Those Basics: Ba Shi takes a stand

There are dozens of stances in the art of Kung Fu. Masters throughout its history have tried to reduce everything to essentials. That’s why we often say that the basics of Kung Fu came last, not first. And one of the most basic methods of training is stance work. The masters also had some very smart ideas about that. They carpentered a regimen that consisted of only eight stances called the Ba Shi. In the past it was so common to see people practicing this fundamental exercise that Kung Fu people were often referred to as Ba Shi students.

What is the Ba Shi? Let’s start with the name because it wraps around an important concept. Ba Shi means eight positions. It is very similar to another stance practice called Ba Bu which means eight steps. But there is a difference, at least in this context. Put simply, if you hold your fists at the cocked position next to the hips and change from stance to stance without adjustments, you are practicing Ba Bu. If you not only change the position but the shape of the posture by adding the arms and other necessary torso adjustments, then you are practicing the Ba Shi.

The Ba Shi is therefore eight key positions or shapes fundamental to Kung Fu practice. But there’s more to it. One important idea is that the collection or decision of  the most important eight positions changes from style to style. For instance here is the list from Northern Long Fist Training.

1. Horse
2. Bow and Arrow
3. Cat (Empty)
4. Sitting Stance (Pu Tui)
5. Crane (DuLi)
6. Hidden Foot
7. 4/6 Stance
8. 3/7 Stance

Each stance is held for a long breath. You might even say this is the first Qigong of each style. Then you transition slowly to the next with the appropriate arm changes. Each time, you return to the Horse. Next you do the other side. If you takes the least time-one breath a stance-there are 33 changes: not  a bad leg work practice. You can graduate to two and three breaths if you are so inclined. One great thing about the Ba Shi is that it is dynamic; you hold those stances but you also develop out of them into other stances. It’s more like slow sculpture than a bunch of snapshots.

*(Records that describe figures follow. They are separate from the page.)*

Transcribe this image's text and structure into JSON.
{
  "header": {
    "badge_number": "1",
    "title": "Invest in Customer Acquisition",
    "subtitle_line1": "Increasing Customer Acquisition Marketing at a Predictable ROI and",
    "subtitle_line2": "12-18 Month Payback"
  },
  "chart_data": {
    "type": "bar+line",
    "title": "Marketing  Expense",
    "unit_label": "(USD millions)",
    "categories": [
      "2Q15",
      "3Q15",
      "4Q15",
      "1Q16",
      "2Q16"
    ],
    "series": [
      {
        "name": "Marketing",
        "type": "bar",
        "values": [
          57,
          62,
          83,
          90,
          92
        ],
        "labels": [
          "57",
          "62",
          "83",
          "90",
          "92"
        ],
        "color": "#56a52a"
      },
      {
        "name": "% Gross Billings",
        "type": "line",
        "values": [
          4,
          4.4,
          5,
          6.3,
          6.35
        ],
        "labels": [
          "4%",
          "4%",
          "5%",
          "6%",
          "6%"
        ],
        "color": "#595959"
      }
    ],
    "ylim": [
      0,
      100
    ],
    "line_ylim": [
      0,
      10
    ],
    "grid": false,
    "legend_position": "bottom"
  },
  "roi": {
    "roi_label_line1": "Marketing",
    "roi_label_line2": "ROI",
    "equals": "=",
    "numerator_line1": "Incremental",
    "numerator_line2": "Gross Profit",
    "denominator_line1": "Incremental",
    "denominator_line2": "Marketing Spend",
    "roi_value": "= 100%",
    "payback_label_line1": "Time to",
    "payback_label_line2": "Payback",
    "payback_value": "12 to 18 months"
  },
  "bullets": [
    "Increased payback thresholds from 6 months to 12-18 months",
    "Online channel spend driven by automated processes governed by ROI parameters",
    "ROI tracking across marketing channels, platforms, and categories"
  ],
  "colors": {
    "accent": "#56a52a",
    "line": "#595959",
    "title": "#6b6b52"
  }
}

The masters were ingenious. Each style can pick its own eight significant stances. In Bagua, for instance, the last two are the Kou Bu and the Bai Bu, of course. In Mantis, the Seven Star stance might be substituted for some position less important to that style. Everything is structured but the structure is flexible. In schools where different styles are taught everyone may get together for the same Ba Shi practice but doing it in the method of their group: Bagua, Tai Chi and Long Fist people all practicing “together”.

You can walk the Ba Shi like a marching exercise or you can take out certain stances and concentrate on them. Real traditional training was variable and creative. You are the student but you are the master, too.

And, just as a last note: Ba Shi is a killer no matter who you are.